Location
- Edward Ave, Ōtara, Manukau City
- Coordinates: 36°57′33″S 174°52′03″E﻿ / ﻿36.959271°S 174.867625°E

Information
- Type: State: Not integrated co-educational (year 0-6)
- Motto: We develop citizens who will build a world of the future secure in the knowledge that, "Anything is Possible"
- Established: 1961
- Ministry of Education Institution no.: 1218
- Principal: Mr Alan Lyth
- Enrollment: 342 (October 2025)
- Socio-economic decile: 1A
- Website: bmps.school.nz

= Bairds Mainfreight Primary School =

Bairds Mainfreight Primary School is a contributing primary school (years 0–6) in Ōtara, a suburb of Auckland Council, Auckland Region, New Zealand.

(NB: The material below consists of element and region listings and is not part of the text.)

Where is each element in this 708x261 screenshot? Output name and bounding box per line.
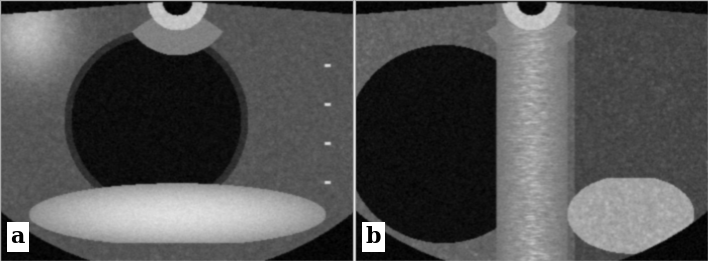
Text: a: a (11, 226, 25, 248)
Text: b: b (366, 226, 382, 248)
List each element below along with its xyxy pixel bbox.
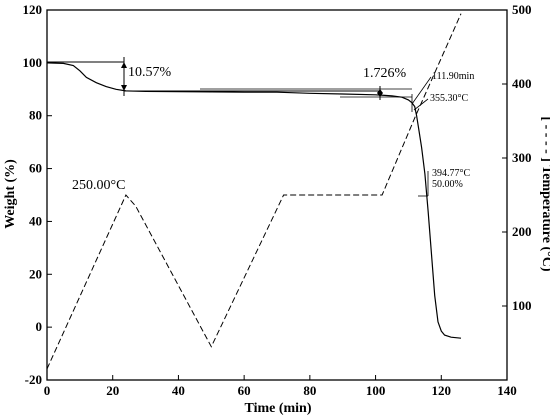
mass-loss-2-arrowhead-down (377, 93, 383, 97)
onset-time-leader (411, 76, 432, 105)
mass-loss-1-arrowhead-up (121, 62, 127, 68)
plot-frame (46, 9, 508, 381)
y-tick-label-4: 60 (29, 161, 42, 176)
x-tick-label-3: 60 (238, 383, 251, 398)
mass-loss-2-label: 1.726% (363, 66, 407, 81)
y2-axis-title: [ - - - - ] Temperature (°C) (539, 116, 550, 271)
annotation-layer: 10.57% 1.726% 111.90min 355.30°C 250.00°… (47, 57, 474, 197)
axes (46, 9, 508, 381)
y-tick-label-1: 0 (36, 319, 43, 334)
y2-tick-label-0: 100 (512, 298, 532, 313)
onset-time-label: 111.90min (432, 71, 474, 82)
mass-loss-1-label: 10.57% (128, 65, 172, 80)
x-tick-label-0: 0 (44, 383, 51, 398)
x-tick-label-7: 140 (497, 383, 517, 398)
mass-loss-1-arrowhead-down (121, 85, 127, 91)
onset-temp-leader (413, 98, 429, 111)
y-tick-label-6: 100 (23, 55, 43, 70)
y-tick-label-2: 20 (29, 266, 42, 281)
x-tick-label-4: 80 (303, 383, 316, 398)
onset-temp-label: 355.30°C (430, 93, 468, 104)
temperature-series-line (46, 13, 462, 370)
y2-tick-label-4: 500 (512, 2, 532, 17)
y-tick-label-7: 120 (23, 2, 43, 17)
x-tick-label-1: 20 (106, 383, 119, 398)
y-axis-title: Weight (%) (3, 159, 18, 229)
x-tick-label-5: 100 (366, 383, 386, 398)
ticks: 0 20 40 60 80 100 120 140-200204060801001201002… (23, 2, 532, 398)
y-tick-label-3: 40 (29, 213, 42, 228)
peak-temp-label: 250.00°C (72, 178, 125, 193)
y2-tick-label-1: 200 (512, 224, 532, 239)
y2-tick-label-2: 300 (512, 150, 532, 165)
y2-tick-label-3: 400 (512, 76, 532, 91)
series-layer (46, 13, 462, 370)
y-tick-label-0: -20 (25, 372, 42, 387)
x-tick-label-6: 120 (432, 383, 452, 398)
half-loss-temp-label: 394.77°C (432, 168, 470, 179)
x-axis-title: Time (min) (244, 401, 311, 416)
weight-series-line (46, 62, 462, 339)
half-loss-percent-label: 50.00% (432, 179, 463, 190)
x-tick-label-2: 40 (172, 383, 185, 398)
y-tick-label-5: 80 (29, 108, 42, 123)
mass-loss-2-arrowhead-up (377, 89, 383, 93)
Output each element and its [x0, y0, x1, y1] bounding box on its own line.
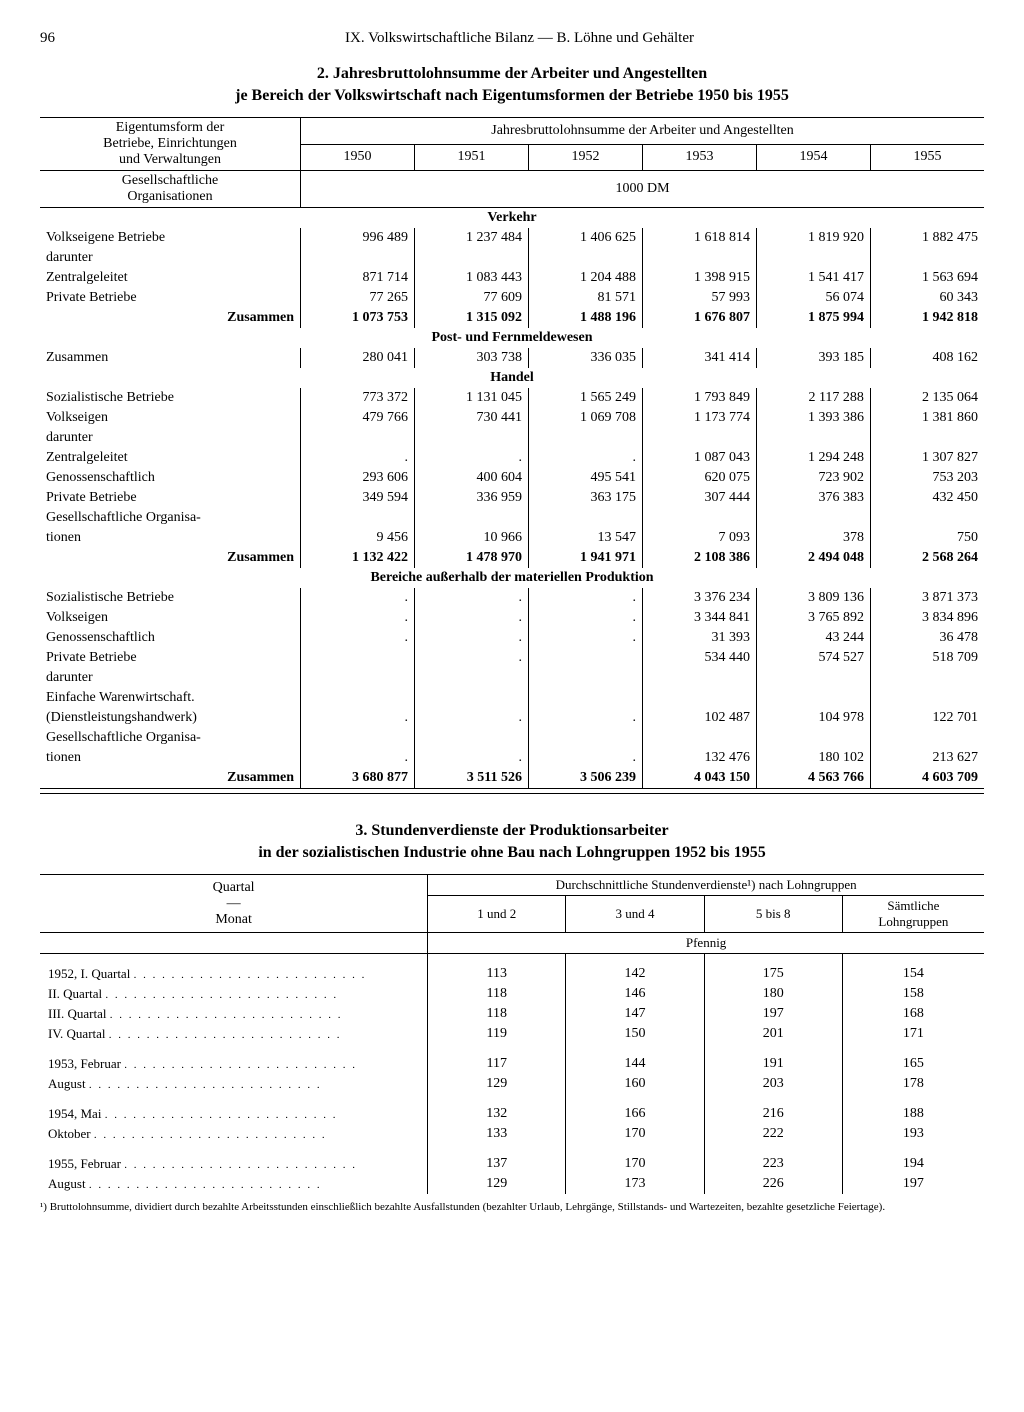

The trucking and logistics firm Mainfreight Limited has sponsored the school since 1993. The school benefits from this relationship due to the support Mainfreight gives to it in the area of Information and Communication Technologies, and Alan Duff's Duffy Books in Homes programme. Mainfreight's philosophy of "Anything is Possible" is one that fits with the educational philosophy of the school. In 1997 the school renamed itself from Bairds Primary School to its current name.